È il panino per antonomasia, da spaccare in due e farcire con ogni bendidio per un pranzo al sacco che non stanca mai: merenda dei più piccoli, pausa pranzo dei lavoratori, la ciabatta fa parte dei pani tradizionali italiani, pur essendo in realtà un prodotto di storia piuttosto recente. Nelle boulangerie francesi, quei paradisi dell’arte bianca dove trovare croissant, quiche e baguette, si trova già da tempo, ma quest’estate tra i fornai d’oltralpe si è aperto un dibattito: olio sì o olio no?
La ciabatta, il panino italiano nato negli anni '80
Si sa, in cucina ogni ricetta è soggetta a discussioni, diatribe, e ogni prodotto cambia a seconda della mano dell’artigiano, della zona, del passare del tempo. Più curiose sono le storie che ruotano attorno a dibattiti simili: per esempio, per molto tempo, francesi (ma non solo) hanno pensato che la ciabatta fosse la risposta italiana alla baguette francese, una specie di mossa strategica per fare concorrenza alla grande panificazione delle boulangerie, teoria che ha alimentato ancora di più quell’eterna competizione tra le due cucine, entrambe ricche, entrambe buonissime. Una gara gastronomica di lungo corso: vino, cioccolato, formaggi, alta cucina… è sempre una sfida aperta, quella tra Francia e Italia. In questo caso, però, i fatti parlano chiaro: la ciabatta è stata inventata da Arnaldo Cavallari negli anni ‘80 per salvare il mulino di famiglia in tempo di crisi. Lo specifica anche Alessandra Pierini, italiana trapiantata a Parigi, autrice ed editor della trasmissione On va Degustér, oltre che co-autrice dell’omonimo libro: “Vedendo che importavamo il pane dall’estero, congelato, per fare i panini, Cavallari decise di farne uno lui stesso”.
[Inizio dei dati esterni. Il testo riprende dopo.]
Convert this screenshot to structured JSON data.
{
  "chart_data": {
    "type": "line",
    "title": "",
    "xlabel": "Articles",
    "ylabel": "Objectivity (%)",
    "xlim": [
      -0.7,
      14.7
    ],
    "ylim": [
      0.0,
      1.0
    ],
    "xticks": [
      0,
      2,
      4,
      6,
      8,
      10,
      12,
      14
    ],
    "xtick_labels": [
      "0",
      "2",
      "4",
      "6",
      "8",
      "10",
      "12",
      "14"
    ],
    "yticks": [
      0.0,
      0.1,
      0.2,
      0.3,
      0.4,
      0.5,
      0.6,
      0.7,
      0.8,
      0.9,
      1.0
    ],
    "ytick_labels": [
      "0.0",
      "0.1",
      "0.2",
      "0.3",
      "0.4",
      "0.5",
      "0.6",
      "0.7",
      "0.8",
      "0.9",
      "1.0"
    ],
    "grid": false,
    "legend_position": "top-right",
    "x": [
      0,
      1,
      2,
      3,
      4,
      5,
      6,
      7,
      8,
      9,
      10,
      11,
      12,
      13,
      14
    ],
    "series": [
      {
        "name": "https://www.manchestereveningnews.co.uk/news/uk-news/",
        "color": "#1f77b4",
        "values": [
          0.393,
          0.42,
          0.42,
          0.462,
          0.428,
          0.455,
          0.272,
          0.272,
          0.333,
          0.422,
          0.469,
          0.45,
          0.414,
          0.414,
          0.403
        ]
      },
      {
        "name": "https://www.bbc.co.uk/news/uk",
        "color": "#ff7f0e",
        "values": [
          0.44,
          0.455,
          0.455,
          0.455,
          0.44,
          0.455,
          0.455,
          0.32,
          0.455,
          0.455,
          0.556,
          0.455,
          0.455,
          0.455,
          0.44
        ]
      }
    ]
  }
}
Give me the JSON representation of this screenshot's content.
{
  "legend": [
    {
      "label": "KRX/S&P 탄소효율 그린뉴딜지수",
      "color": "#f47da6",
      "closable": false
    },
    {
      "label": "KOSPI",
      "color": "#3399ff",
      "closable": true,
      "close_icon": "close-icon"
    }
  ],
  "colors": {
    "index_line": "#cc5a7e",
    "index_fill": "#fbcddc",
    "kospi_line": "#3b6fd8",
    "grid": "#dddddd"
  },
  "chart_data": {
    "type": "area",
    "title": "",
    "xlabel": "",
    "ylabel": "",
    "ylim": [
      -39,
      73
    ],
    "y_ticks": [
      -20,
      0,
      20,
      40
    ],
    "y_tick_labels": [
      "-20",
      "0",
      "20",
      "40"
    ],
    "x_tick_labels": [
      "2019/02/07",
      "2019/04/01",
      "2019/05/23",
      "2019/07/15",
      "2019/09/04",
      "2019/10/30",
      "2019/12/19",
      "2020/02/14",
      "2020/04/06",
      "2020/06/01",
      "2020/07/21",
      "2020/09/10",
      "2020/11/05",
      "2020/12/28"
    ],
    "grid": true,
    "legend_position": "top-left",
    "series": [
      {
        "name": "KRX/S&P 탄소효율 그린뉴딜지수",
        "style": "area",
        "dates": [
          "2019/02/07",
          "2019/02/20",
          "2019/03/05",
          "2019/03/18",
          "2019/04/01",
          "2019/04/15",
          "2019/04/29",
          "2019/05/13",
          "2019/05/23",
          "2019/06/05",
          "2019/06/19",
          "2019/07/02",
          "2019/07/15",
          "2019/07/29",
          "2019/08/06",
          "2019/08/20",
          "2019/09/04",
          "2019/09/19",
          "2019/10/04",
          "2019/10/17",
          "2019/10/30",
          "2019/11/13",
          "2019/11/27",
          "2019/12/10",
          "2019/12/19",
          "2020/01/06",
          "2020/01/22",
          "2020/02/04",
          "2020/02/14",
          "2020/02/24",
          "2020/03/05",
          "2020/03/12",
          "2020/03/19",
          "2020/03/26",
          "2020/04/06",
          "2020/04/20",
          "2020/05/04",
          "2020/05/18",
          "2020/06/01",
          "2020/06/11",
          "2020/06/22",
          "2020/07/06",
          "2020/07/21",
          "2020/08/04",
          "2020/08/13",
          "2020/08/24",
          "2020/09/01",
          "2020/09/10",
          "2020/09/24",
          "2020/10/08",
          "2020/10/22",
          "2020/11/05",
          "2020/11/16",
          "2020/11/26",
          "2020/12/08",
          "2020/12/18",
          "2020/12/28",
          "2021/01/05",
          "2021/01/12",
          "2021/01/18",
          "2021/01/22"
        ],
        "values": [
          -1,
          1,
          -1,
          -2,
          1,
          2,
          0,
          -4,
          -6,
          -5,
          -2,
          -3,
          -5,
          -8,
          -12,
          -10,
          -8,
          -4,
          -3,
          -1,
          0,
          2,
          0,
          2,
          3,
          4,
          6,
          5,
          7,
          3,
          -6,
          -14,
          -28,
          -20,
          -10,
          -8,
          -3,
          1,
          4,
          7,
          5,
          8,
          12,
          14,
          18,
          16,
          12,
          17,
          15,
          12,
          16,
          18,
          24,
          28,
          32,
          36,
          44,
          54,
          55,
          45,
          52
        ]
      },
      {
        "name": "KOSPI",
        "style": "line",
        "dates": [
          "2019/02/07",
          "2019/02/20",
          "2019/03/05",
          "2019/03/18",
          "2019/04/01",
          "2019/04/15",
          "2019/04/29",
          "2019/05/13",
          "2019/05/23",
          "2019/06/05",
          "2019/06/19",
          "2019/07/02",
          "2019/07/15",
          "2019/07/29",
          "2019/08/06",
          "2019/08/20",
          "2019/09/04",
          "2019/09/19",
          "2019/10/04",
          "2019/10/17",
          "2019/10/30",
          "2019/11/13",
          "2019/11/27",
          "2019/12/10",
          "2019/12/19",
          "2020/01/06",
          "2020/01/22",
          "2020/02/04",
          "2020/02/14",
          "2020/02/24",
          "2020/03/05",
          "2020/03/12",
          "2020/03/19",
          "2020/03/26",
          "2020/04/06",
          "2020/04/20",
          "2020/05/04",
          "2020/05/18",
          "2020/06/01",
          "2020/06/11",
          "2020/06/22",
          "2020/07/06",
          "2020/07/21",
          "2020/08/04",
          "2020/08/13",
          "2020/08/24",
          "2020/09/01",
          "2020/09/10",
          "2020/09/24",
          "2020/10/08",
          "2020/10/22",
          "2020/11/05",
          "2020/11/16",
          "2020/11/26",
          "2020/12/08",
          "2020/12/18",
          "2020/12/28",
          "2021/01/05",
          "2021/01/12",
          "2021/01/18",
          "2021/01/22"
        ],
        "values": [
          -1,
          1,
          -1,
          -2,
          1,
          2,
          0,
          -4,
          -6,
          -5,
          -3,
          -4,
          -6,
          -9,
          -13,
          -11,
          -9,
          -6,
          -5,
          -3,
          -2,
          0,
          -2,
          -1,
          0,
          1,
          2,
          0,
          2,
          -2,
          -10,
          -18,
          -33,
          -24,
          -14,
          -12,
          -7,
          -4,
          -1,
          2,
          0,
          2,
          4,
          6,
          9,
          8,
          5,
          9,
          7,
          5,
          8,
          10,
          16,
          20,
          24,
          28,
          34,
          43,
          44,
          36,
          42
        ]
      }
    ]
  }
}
Il successo della ciabatta italiana
La storia è questa: originario di Adria, in Veneto, Cavallari ha messo a punto insieme a un amico fornaio una ricetta povera, senza grassi, e quindi senza olio d’oliva, pensando una miscela di farine adatta per la preparazione, così che il mulino potesse risollevarsi dalle difficoltà economiche. Vero è che il giovane girò molto per riuscire a studiare il prodotto, lasciandosi ispirare anche dalla baguette francese. Una lievitazione lenta e una buona percentuale di acqua furono i trucchi usati per dare vita a uno dei pani più famosi del mondo. Cavallari lo ribattezzò ciabatta polesana (Polesine è la regione del Veneto della provincia di Rovigo) ma poi negli anni è passato alla storia, più semplicemente, come ciabatta. Un pane croccante fuori e ben alveolato all’interno, ideale da farcire a piacere. Fu un successo in Italia ma anche negli altri Paesi: è del ’99 un articolo del Guardian che racconta la tanto popolare ciabatta italiana, diventata un punto fermo tra gli scaffali del supermercato da quando la catena Marks & Spencer l’ha introdotta nell’85.
A contribuire alla larga diffusione del pane furono soprattutto gli Autogrill, che scelsero la ciabatta come panino simbolo della sosta in autostrada, farcito e piastrato. Ma come deve essere una buona ciabatta? Secondo la Pierini “deve avere una mollica bianchissima, molto aerea, una buona idratazione” e va servita possibilmente tostata. Per rispondere ai dubbi dei francesi, comunque, in origine l’olio non era tra gli ingredienti previsti. Col tempo, però, ogni panificatore che si rispetti ha cominciato a sperimentare con il prodotto, quindi non è raro trovare ricette diverse che comprendano anche l’extravergine.